Well, Dr. Pabst saw that I was going over the edge and she gave me a pill that put me in a coma for a week. She kept me “stored” on her living room couch. Through the fog I could hear her talking softly in my ear. When I awoke my t-shirt was on inside out and it smelled like Dr, Pabst’s perfume, “Copay.” But, I was healed! The one-week coma had worked miracle—I loved my dog again and loved it when he begged and whined.

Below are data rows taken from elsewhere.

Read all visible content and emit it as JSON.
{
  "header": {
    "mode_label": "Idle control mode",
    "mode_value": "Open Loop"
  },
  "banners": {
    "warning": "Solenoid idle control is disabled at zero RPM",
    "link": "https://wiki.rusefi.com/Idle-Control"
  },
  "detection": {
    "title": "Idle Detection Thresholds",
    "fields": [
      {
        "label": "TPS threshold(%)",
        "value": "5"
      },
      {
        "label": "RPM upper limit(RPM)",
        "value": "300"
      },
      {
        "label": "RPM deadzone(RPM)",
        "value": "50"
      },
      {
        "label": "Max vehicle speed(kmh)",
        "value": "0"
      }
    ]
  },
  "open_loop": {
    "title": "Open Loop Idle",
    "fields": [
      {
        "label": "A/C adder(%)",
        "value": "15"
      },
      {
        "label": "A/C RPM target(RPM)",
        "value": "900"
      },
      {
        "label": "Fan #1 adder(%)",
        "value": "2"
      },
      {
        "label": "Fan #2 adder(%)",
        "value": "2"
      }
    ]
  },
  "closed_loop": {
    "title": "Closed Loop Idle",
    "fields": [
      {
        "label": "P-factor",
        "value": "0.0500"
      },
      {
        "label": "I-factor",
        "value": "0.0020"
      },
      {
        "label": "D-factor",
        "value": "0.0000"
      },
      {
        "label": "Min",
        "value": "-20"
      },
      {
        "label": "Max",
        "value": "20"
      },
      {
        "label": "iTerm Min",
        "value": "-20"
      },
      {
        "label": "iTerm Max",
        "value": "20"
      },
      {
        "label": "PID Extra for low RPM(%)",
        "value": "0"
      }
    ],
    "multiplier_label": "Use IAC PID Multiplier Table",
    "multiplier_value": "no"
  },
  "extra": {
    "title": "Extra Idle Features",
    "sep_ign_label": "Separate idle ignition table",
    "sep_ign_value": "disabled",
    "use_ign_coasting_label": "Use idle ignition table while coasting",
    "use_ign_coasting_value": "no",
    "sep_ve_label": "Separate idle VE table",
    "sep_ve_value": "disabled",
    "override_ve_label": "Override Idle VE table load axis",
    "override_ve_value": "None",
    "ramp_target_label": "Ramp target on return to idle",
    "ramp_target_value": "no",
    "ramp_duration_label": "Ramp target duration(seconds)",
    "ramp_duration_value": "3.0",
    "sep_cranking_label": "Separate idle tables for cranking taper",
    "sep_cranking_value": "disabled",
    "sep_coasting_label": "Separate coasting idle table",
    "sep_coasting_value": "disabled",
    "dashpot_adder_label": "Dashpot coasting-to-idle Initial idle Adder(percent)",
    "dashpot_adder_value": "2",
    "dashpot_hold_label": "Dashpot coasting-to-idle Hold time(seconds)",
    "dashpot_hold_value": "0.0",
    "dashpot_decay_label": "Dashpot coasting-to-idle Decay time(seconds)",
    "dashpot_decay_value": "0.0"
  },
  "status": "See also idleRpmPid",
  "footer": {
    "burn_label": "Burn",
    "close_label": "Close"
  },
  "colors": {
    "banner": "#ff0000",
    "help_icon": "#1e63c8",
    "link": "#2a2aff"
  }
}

So, I told Dr. Pabst that that I was having unhealthy thoughts. She asked me what they were. I felt very uncomfortable telling her that I didn’t want to wipe after pooping any more. I had never been good at wiping, so I thought I should just give up entirely. Part of this came from my growing fear of toilet paper. I was afraid it would get stuck in my anus, dry, and harden into something like a cork that could only be removed with a corkscrew. I was terrified that my bowels would explode from the pressure of not pooping, probably at work, and kill me while making a horrific smelly mess, a mess so bad, that I would be transported to the morgue in a garbage truck.

Dr. Pabst nodded emphatically while I talked. When I got to the exploding bowels part, she said “Holy fu*k! You are as crazy as a bag of squirrels! I’m going to drill a teeny hole in your forehead. I will drill to your sanity center, and you’ll be fine. Don’t worry, I learned this technique in medical school in Belarus where we had plenty of “patients” to practice on, and the and the Belarusian version of the Hippocratic Oath permitted doing harm as long as your team leader told you to do so. So, take this pill and lay on the floor.

I took the pill and went into a coma for a month. When I awoke I had small hole in my forehead. It was plugged by a post erring with a peace sign mounted on it. Dr. Pabst told me not to pull it out or push on it or I would have a potentially fatal seizure. She kissed me on the forehead (on the peace sign) and asked how I was doing “baby.” That got my attention.

I told her I was fine—no more toilet paper horrors. She said that was good, and now we could finish what we had started. I asked what that was. She laughed and asked, as she pushed on the peace sign, which was some kind of off on switch, “Are you turned on?” I didn’t know what I was! I stood up and tried to talk but all I could do was emit steam and reach for the sky with both arms. When I raised my arms my pants fell down revealing skid marks on my underpants that could’ve been made by a tractor trailer truck, or race car tires.

She handed me a pill and told me to lay on the floor and take it. I followed her instructions. I must’ve been in a coma for a year. When I awoke Dr. Pabst had a baby. We had gotten married while I was in a coma—she told me we had to take an ambulance to Alabama where it’s legal to marry a person in a coma even if they are brother and sister. Who said Alabama is a conservative state?


Definitions courtesy of “Silva Rhetoricae” (rhetoric.byu.edu).